By embracing individual differences and considering a variety of different cultures, McDonald’s raises the bar in the world of marketing.
The process they use, segment marketing, includes dividing their entire audience into smaller sections. This allows for more meaningful interactions on an individualized level. This may sound like a simple idea, however, what makes this tactic truly special is how McDonald’s executes the process.
With the addition of multiple segments comes an increased need for individuals to oversee these segments. Once divided, McDonald’s assigns a specialist to each group. Each section has its own specialized marketing manager, otherwise known as a Market Segment Manager.
So how exactly does McDonald’s decide how to segment their audience? Well, location, demographics, and existing behavior predictions all contribute. If you have ever stopped into a McDonald’s while traveling outside, or even inside, the United States, perhaps you have noticed something unique on the menu.
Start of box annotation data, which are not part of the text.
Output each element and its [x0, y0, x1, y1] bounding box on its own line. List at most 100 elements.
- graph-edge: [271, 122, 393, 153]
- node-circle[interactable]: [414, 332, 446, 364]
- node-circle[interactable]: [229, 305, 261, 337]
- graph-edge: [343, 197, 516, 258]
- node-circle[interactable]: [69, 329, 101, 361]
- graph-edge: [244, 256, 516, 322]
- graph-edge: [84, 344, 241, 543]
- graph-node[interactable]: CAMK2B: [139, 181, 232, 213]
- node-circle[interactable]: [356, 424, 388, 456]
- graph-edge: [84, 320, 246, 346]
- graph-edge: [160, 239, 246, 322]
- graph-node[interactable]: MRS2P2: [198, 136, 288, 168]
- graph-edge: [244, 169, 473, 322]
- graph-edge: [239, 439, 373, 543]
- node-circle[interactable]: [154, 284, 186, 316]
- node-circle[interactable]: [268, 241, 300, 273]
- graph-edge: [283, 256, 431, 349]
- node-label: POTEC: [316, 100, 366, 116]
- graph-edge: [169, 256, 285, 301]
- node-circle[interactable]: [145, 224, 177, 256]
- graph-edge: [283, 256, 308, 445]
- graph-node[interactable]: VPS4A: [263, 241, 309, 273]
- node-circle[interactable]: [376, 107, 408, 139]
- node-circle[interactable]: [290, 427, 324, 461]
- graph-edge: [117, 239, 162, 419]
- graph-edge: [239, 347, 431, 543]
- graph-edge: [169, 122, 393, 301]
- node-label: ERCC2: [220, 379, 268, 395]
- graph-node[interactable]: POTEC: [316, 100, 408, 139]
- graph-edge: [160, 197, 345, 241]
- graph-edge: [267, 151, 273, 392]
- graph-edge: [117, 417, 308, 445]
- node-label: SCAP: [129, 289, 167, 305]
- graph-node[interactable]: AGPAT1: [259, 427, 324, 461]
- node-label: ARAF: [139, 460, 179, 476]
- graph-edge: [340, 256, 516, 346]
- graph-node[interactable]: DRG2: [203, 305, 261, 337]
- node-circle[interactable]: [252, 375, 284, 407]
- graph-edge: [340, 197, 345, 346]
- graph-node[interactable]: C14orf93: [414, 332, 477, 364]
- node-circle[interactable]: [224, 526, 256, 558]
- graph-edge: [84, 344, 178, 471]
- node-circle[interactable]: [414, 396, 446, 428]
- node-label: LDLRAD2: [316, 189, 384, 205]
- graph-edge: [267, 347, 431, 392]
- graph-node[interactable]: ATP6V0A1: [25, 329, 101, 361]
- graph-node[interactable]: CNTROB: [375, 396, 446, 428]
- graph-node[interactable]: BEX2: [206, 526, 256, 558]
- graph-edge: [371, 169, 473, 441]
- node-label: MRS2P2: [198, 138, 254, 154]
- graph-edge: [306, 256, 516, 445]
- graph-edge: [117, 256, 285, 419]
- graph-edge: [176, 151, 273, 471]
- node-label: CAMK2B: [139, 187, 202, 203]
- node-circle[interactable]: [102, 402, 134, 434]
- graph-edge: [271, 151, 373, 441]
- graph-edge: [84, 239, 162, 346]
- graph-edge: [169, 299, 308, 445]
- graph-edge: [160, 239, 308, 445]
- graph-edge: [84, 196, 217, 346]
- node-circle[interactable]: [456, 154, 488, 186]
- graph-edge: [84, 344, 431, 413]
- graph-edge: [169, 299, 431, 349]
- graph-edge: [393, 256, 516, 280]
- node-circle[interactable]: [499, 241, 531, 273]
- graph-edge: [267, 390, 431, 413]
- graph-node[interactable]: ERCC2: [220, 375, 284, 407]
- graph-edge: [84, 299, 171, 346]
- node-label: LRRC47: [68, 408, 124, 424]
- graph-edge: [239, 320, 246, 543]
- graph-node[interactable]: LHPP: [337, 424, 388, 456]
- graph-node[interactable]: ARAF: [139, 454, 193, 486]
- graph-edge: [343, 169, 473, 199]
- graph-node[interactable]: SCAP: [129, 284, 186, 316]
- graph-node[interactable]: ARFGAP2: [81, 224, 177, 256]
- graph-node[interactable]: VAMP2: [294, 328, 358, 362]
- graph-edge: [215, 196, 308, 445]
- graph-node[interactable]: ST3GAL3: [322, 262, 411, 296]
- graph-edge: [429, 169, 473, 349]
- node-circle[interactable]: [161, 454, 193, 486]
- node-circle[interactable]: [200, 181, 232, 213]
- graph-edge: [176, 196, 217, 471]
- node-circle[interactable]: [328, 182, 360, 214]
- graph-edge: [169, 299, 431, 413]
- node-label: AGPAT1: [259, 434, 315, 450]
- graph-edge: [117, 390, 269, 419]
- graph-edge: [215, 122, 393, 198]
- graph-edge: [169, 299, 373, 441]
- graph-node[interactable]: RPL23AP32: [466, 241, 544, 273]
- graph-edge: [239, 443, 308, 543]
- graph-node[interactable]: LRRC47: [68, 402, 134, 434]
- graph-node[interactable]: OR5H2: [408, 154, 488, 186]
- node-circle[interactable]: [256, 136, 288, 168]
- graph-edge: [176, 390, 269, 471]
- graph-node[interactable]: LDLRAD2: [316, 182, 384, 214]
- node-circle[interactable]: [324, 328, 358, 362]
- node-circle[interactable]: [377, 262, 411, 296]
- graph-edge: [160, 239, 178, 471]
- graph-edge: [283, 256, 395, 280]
Often times, specialty sandwiches and desserts that reflect local food are offered in addition to the beloved classics. Some fun international items include Japan’s Filet O’ Shrimp sandwich, India’s McVeggie, Australia’s Bakehouse Brekkie Roll, and much more.
McDonald’s does not create segments strictly based on culture or geographical location. By taking into account preexisting behaviors, segments based on age and attitude also play a role in their grand marketing scheme.
And if you are curious as to whether or not this strategy is working for McDonald’s, there are numbers supporting their success. Ranking second only by a mere nine points on the 2013 Brand Cross Cultural Index, it is clear that the fast food giant has found an effective tactic to reach its segments.